Chaque jour, dans Historiquement vôtre, Stéphane Bern propose de découvrir les origines des expressions que l'on utilise au quotidien. Lundi, l'animateur revient sur "en faire tout un pataquès", locution dérivée d'une blague datant du 18e siècle. Ou quand un défaut de prononciation permet d'inventer de nouveaux mots.

Ces femmes qui en faisaient trop

L'expression "en faire tout un pataquès", qui signifie "en faire trop" ou "en faire toute une histoire", trouve son origine dans une blague du 18e siècle. La voici : un homme était au théâtre, assis à côté de deux dames très apprêtées, aux toilettes extrêmement - voire exagérément - soignées. Les deux spectatrice parlent fort, et se donnent en spectacle.

Mais d'un coup, l'homme trouve un éventail et demande à la première : "Madame, il est à vous ?" Ce à quoi l'intéressée répond : "non, il n'est point à moi." Le jeune homme se tourne vers la deuxième : "Est-il à vous ?" Même réponse : "non, il n'est pas-t-à mois ". Le jeune conclut en disant : "s'il n'est point à vous ni à vous, je ne sais pas-t-à qu'est-ce !", se moquant de la faute de prononciation de sa voisine...

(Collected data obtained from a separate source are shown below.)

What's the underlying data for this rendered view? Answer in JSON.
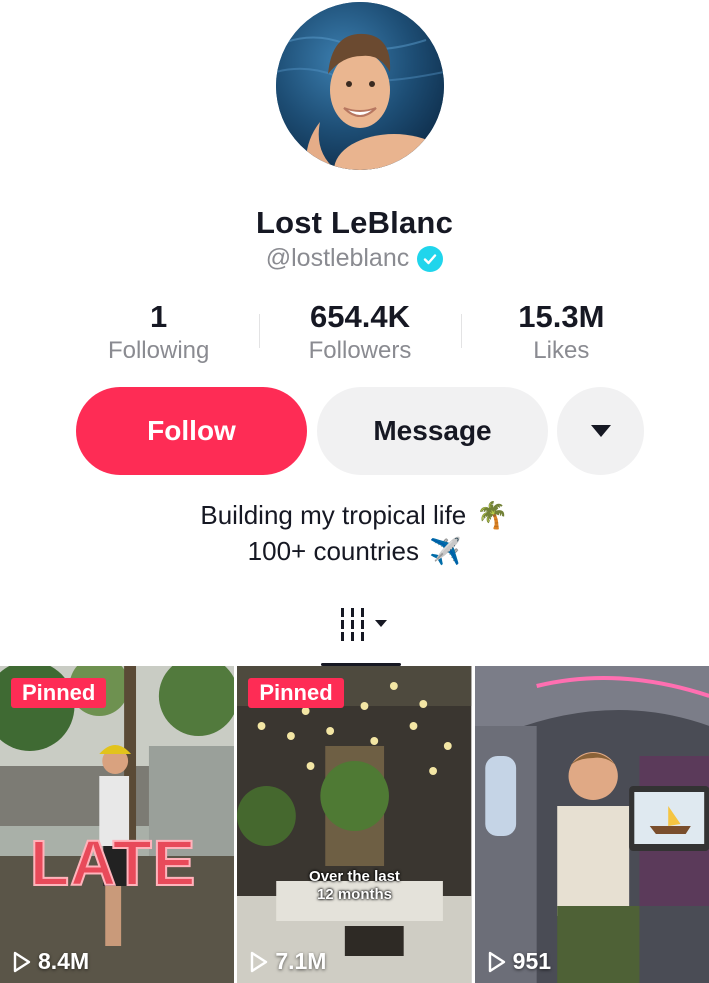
{
  "profile": {
    "display_name": "Lost LeBlanc",
    "handle": "@lostleblanc",
    "verified_icon": "verified-badge-icon"
  },
  "stats": [
    {
      "value": "1",
      "label": "Following"
    },
    {
      "value": "654.4K",
      "label": "Followers"
    },
    {
      "value": "15.3M",
      "label": "Likes"
    }
  ],
  "actions": {
    "follow_label": "Follow",
    "message_label": "Message",
    "more_icon": "caret-down-icon"
  },
  "bio": {
    "line1": "Building my tropical life",
    "line1_emoji": "🌴",
    "line2": "100+ countries",
    "line2_emoji": "✈️"
  },
  "tabs": {
    "active_icon": "grid-videos-icon"
  },
  "videos": [
    {
      "pinned": "Pinned",
      "views": "8.4M",
      "overlay_text": "LATE"
    },
    {
      "pinned": "Pinned",
      "views": "7.1M",
      "caption_line1": "Over the last",
      "caption_line2": "12 months"
    },
    {
      "views": "951"
    }
  ],
  "colors": {
    "accent": "#fe2c55",
    "verified": "#20d5ec",
    "secondary_button": "#f1f1f2"
  }
}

"Pas-t-à qu'est-ce" deviendra " pataquès" et c'est ainsi qu'une liaison dangereuse a donné naissance à une expression : "en faire tout un pataquès". Rien ne permet d'assurer de l'authenticité de cette histoire, mais elle nous vient d'un grammairien, François-Urbain Domergue, qui n'a pas manqué là de faire un bon rappel de prononciation. "En faire tout un pataquès" peut donc aussi être utilisé pour souligner une faute de liaison chez son interlocuteur.